Many fields of human endeavor now use computing devices. Some of these fields collect and process vast amounts of data. As an example, medical data can grow exponentially. A medical facility may attach several sensors to an ailing or recovering patient, e.g., heart rate monitor, blood pressure monitor, electrocardiograph (EKG) monitor, blood content monitor, urine analysis monitor, brain activity monitor, various other electrodes, etc. When samples are taken from these sensors at a high frequency, the data storage requirements can become immense.
Some of this collected data can require many thousands of terabytes of data storage space, if not more. It is now commonplace for even home computer users to purchase hard disk drives (HDDs) for personal computing devices that provide a storage capacity of 1 terabyte or more. To reduce the amount of storage space that is needed to store data, various compression methods exist. Compression methods use a fewer number of bits to store data than the number of bits that represent the uncompressed data.

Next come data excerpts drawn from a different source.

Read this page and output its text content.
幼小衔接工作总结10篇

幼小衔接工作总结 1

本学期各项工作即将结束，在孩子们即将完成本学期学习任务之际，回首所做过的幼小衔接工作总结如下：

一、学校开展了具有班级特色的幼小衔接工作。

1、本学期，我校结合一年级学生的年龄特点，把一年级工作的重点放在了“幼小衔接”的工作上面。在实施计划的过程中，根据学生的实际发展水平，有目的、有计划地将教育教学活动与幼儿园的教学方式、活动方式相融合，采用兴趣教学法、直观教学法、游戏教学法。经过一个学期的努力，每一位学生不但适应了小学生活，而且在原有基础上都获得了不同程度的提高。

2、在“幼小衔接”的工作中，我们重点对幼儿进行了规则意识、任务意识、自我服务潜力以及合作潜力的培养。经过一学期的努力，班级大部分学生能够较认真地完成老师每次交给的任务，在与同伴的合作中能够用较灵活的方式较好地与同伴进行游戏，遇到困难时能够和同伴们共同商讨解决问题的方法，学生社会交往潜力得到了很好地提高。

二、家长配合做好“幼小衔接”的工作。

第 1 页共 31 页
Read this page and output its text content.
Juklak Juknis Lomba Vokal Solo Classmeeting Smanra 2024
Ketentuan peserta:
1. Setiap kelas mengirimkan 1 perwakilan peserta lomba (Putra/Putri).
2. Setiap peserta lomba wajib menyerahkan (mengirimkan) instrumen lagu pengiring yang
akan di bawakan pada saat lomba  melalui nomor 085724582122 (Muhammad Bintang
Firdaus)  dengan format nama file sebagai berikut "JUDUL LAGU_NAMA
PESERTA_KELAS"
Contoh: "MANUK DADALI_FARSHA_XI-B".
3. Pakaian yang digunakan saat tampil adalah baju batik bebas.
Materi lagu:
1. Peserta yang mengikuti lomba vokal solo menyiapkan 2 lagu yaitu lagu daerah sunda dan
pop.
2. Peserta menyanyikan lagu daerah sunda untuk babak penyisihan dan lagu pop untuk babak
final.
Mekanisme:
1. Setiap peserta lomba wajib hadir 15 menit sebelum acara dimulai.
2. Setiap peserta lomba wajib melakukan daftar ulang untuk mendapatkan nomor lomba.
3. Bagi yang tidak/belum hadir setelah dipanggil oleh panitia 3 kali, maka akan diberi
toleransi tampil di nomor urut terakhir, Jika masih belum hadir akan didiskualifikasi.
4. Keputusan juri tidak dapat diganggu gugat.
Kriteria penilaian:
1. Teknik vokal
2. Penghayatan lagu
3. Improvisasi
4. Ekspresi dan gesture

Compressed data can thus require less storage space to store and reduced network bandwidth to transmit the compressed data as compared to the equivalent data prior to compression (“uncompressed data”).
Many compression methods, including compression methods used to compress medical data, are often selected without regard to the use or semantics of the underlying original data. For example, compression methods may be selected for some specified level of encoding to preserve values within a specified margin of error. The former may be termed lossless compression and the latter may be termed lossy compression. Lossless compression enables the compressed data to be expanded with full fidelity. However, this is done at the cost of storage space or network bandwidth. In contrast, lossy compression may need less space than lossless compression, but expanding the compressed data may not reproduce the original uncompressed data with as much fidelity as a lossless compression method.